Si l’on réagit en condamnant et en réprimant son action, il a beau jeu de crier au martyre, en employant bien sûr des arguments parfaitement subjectifs, car c’est là son « fond de commerce ».
Dans tous les cas il aura réussi son « spot publicitaire ».
J’ai établi comme principe de ne plus jamais m’arrêter dans les villes gouvernées par des abrutis notoires ou par des FN ce qui revient au même; c’est dommage car Béziers est un belle ville…
Il serait difficile de me trouver en quoi que ce soit complaisant avec l’ extrême-droite ou Ménard mais là quand même… plus personne n’ est Charlie!

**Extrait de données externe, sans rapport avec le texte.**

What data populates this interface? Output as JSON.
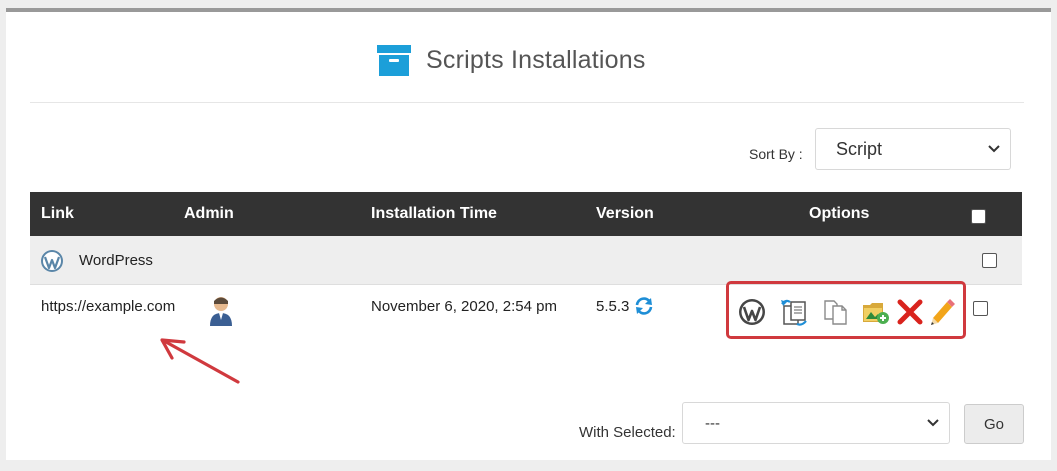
{
  "header": {
    "title": "Scripts Installations",
    "icon": "archive-box-icon",
    "accent": "#1c9fd9"
  },
  "sort": {
    "label": "Sort By :",
    "selected": "Script"
  },
  "table": {
    "columns": {
      "link": "Link",
      "admin": "Admin",
      "installation_time": "Installation Time",
      "version": "Version",
      "options": "Options"
    },
    "group": {
      "name": "WordPress",
      "icon": "wordpress-logo-icon"
    },
    "rows": [
      {
        "link": "https://example.com",
        "admin_icon": "admin-user-icon",
        "installation_time": "November 6, 2020, 2:54 pm",
        "version": "5.5.3",
        "version_icon": "upgrade-refresh-icon",
        "options": [
          "wordpress-manage-icon",
          "backup-icon",
          "clone-icon",
          "staging-icon",
          "remove-icon",
          "edit-icon"
        ]
      }
    ]
  },
  "footer": {
    "with_selected_label": "With Selected:",
    "with_selected_value": "---",
    "go_label": "Go"
  },
  "colors": {
    "table_header": "#333333",
    "highlight_box": "#d0393e",
    "annotation_arrow": "#d0393e"
  }
}
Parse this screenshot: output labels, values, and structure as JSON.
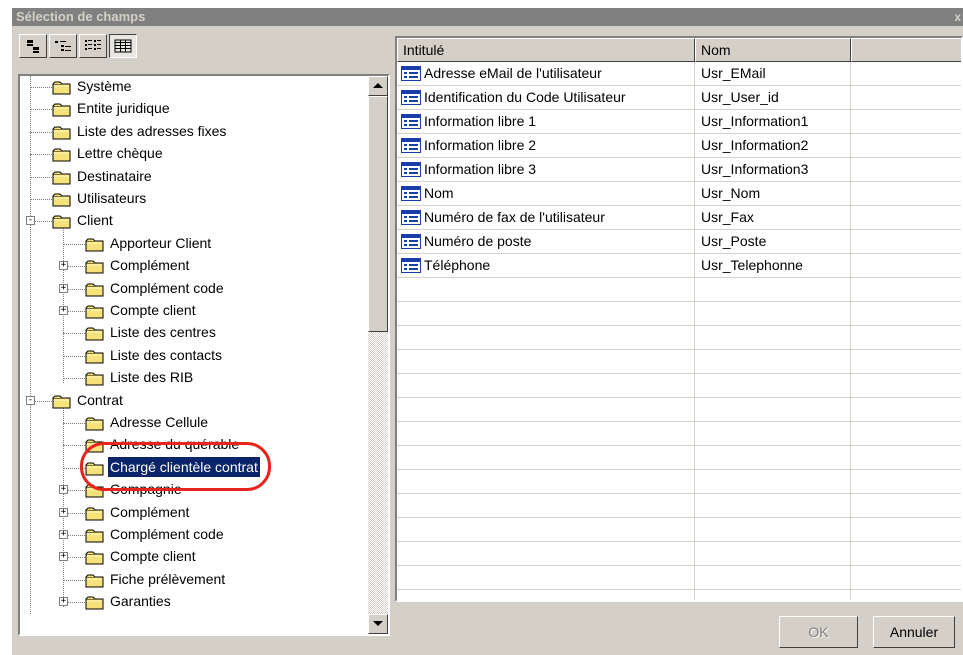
{
  "window": {
    "title": "Sélection de champs",
    "close_glyph": "x"
  },
  "toolbar": {
    "buttons": [
      {
        "name": "large-icons-view-button",
        "icon": "large-icons-icon"
      },
      {
        "name": "small-icons-view-button",
        "icon": "small-icons-icon"
      },
      {
        "name": "list-view-button",
        "icon": "list-view-icon"
      },
      {
        "name": "details-view-button",
        "icon": "details-view-icon",
        "pressed": true
      }
    ]
  },
  "tree": {
    "nodes": [
      {
        "label": "Système",
        "level": 0,
        "expander": ""
      },
      {
        "label": "Entite juridique",
        "level": 0,
        "expander": ""
      },
      {
        "label": "Liste des adresses fixes",
        "level": 0,
        "expander": ""
      },
      {
        "label": "Lettre chèque",
        "level": 0,
        "expander": ""
      },
      {
        "label": "Destinataire",
        "level": 0,
        "expander": ""
      },
      {
        "label": "Utilisateurs",
        "level": 0,
        "expander": ""
      },
      {
        "label": "Client",
        "level": 0,
        "expander": "-"
      },
      {
        "label": "Apporteur Client",
        "level": 1,
        "expander": ""
      },
      {
        "label": "Complément",
        "level": 1,
        "expander": "+"
      },
      {
        "label": "Complément code",
        "level": 1,
        "expander": "+"
      },
      {
        "label": "Compte client",
        "level": 1,
        "expander": "+"
      },
      {
        "label": "Liste des centres",
        "level": 1,
        "expander": ""
      },
      {
        "label": "Liste des contacts",
        "level": 1,
        "expander": ""
      },
      {
        "label": "Liste des RIB",
        "level": 1,
        "expander": ""
      },
      {
        "label": "Contrat",
        "level": 0,
        "expander": "-"
      },
      {
        "label": "Adresse Cellule",
        "level": 1,
        "expander": ""
      },
      {
        "label": "Adresse du quérable",
        "level": 1,
        "expander": ""
      },
      {
        "label": "Chargé clientèle contrat",
        "level": 1,
        "expander": "",
        "selected": true
      },
      {
        "label": "Compagnie",
        "level": 1,
        "expander": "+"
      },
      {
        "label": "Complément",
        "level": 1,
        "expander": "+"
      },
      {
        "label": "Complément code",
        "level": 1,
        "expander": "+"
      },
      {
        "label": "Compte client",
        "level": 1,
        "expander": "+"
      },
      {
        "label": "Fiche prélèvement",
        "level": 1,
        "expander": ""
      },
      {
        "label": "Garanties",
        "level": 1,
        "expander": "+"
      }
    ]
  },
  "grid": {
    "columns": [
      "Intitulé",
      "Nom",
      ""
    ],
    "rows": [
      {
        "intitule": "Adresse eMail de l'utilisateur",
        "nom": "Usr_EMail"
      },
      {
        "intitule": "Identification du Code Utilisateur",
        "nom": "Usr_User_id"
      },
      {
        "intitule": "Information libre 1",
        "nom": "Usr_Information1"
      },
      {
        "intitule": "Information libre 2",
        "nom": "Usr_Information2"
      },
      {
        "intitule": "Information libre 3",
        "nom": "Usr_Information3"
      },
      {
        "intitule": "Nom",
        "nom": "Usr_Nom"
      },
      {
        "intitule": "Numéro de fax de l'utilisateur",
        "nom": "Usr_Fax"
      },
      {
        "intitule": "Numéro de poste",
        "nom": "Usr_Poste"
      },
      {
        "intitule": "Téléphone",
        "nom": "Usr_Telephonne"
      }
    ],
    "empty_rows": 13
  },
  "buttons": {
    "ok": "OK",
    "cancel": "Annuler"
  },
  "colors": {
    "selection": "#0a246a",
    "annotation": "#e8241c",
    "face": "#d4d0c8"
  }
}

Tout le monde la main sur le cœur jurant qu’ il n’ aime pas la presse de Charlie, qu’il soutient la liberté d’ expression mais là la au pied du mur ce n’ est plus pareil! Pas de pédagogie, de la cabale. Il y a longtemps que je réprouve les agissements de Ménard, même quand tout le monde rampait derrière lui à l’assaut de la Chine et pour le Dalaï-lama. A cette époque il ne semblait pas qu’ il y ait eu grand monde qui soit allé voir sur le site du Dalaï-lama voir ce qu’ il voulait comme constitution pour le Tibet. C’ était invraisemblable de voir ce « tous avec Ménard ». Je suis content de voir la prise de conscience qui a suivi mais de là à sombrer dans le tout répressif… Doit-on revenir au slogan de 1968: « Pas de liberté pour les ennemis de la liberté »? Je crois que l’ on a fait du chemin depuis. Pour contrer les idées qui sont contraires aux nôtres il vaut mieux attaquer positivement au lieu de réprimer par la censure et les tribunaux et donner des billes à l’ adversaire. Même si parfois ça me donne des boutons! Une autre leçon de 1968: « Répression piège à cons ». Ne tombons pas dedans.